Rappelez-vous que ces gens sont des musulmans et qu' ils sont tous susceptibles
de devenir des Mohamed Atta. Massacrer toute une chambrée de civils ne
représente que l’étape qui suit les frappes aériennes
au jugé dont on nous dit qu' elles tuent des « terroristes
» mais dont, trop souvent, les cibles s’avèrent être,
par exemple, un mariage ou, comme en Afghanistan, un conglomérat de «
terroristes » et d’enfants ou encore, comme nous ne tarderons pas
à l’entendre, des « enfants terroristes ».
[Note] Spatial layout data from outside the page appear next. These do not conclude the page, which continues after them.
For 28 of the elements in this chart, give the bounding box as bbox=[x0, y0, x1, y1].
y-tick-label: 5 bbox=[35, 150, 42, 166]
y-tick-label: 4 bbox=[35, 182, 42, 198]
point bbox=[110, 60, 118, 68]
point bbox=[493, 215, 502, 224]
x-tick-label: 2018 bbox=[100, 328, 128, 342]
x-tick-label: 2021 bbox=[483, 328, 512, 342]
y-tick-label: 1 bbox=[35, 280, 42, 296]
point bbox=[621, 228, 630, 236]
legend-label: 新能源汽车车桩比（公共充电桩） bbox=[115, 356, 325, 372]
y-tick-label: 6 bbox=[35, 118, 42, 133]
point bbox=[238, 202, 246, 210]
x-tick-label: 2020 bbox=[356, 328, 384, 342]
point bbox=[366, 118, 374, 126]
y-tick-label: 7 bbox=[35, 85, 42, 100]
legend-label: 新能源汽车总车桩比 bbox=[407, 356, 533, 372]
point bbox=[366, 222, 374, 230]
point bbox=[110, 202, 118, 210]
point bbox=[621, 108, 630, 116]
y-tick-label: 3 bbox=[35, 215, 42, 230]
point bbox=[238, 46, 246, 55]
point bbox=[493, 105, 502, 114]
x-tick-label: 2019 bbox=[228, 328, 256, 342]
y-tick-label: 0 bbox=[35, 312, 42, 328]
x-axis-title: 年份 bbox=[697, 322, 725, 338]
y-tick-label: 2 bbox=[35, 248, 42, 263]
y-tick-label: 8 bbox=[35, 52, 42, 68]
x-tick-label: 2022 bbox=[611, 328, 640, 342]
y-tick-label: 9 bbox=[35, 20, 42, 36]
D’une certaine façon, nous, les journalistes, sommes également
à blâmer. Incapables de nous aventurer hors de Bagdad – ou
de ses proches alentours –, l’immensité irakienne s’est
enfoncée dans une pénombre épaisse qui recouvre absolument
tout. Occasionnellement, nous pouvons remarquer des éclairs dans la nuit
– une Haditha ou l’autre dans le désert – mais nous
continuons docilement à répertorier le nombre de « terroristes
» supposés liquidés dans les coins les plus éloignés
de la Mésopotamie. Par crainte du poignard du rebelle, nous ne sommes
plus capables d’investiguer. Et les Américains apprécient
qu' il en soit ainsi.
Je pense que cela devient tout doucement une habitude, ce genre de chose. Déjà,
les horreurs d’Abou Ghraïb sont laissées de côté
sur un haussement d’épaules. Il s’agissait de brutalité,
pas de torture, voyons ! Puis, brusquement, apparaît un petit officier
subalterne des États-Unis qu' on a chargé de tuer un général
de l’armée irakienne en le faisant entrer de force, tête
première, dans un sac de couchage, puis de s’asseoir de tout son
poids sur sa poitrine. Et, une fois de plus, cela nous vaut quelques gros titres.
Qui s’en soucie, si un autre Irakien mord la poussière ? N’essaient-ils
pas de tuer nos p’tits gars qui sont venus chez eux pour combattre le
terrorisme ?
Car qui peut être tenu de rendre des comptes lorsque nous nous considérons
comme les plus brillantes, les plus honorables des créatures, dans notre
incessant combat contre les tueurs du 11 septembre ou du 7 juillet, tout simplement
parce que nous aimons tant notre pays et nos concitoyens – mais pas les
autres ! Et c’est ainsi que nous nous habillons en Galaad, oui, vraiment,
en croisés, et que nous disons à ceux dont nous envahissons les
pays que nous allons leur apporter la démocratie. Je ne puis m’empêcher,
aujourd’hui, de me demander combien de ces innocents massacrés
à Haditha ont pris la peine de voter lors des dernières élections
irakiennes – avant que leurs « libérateurs » les massacrent.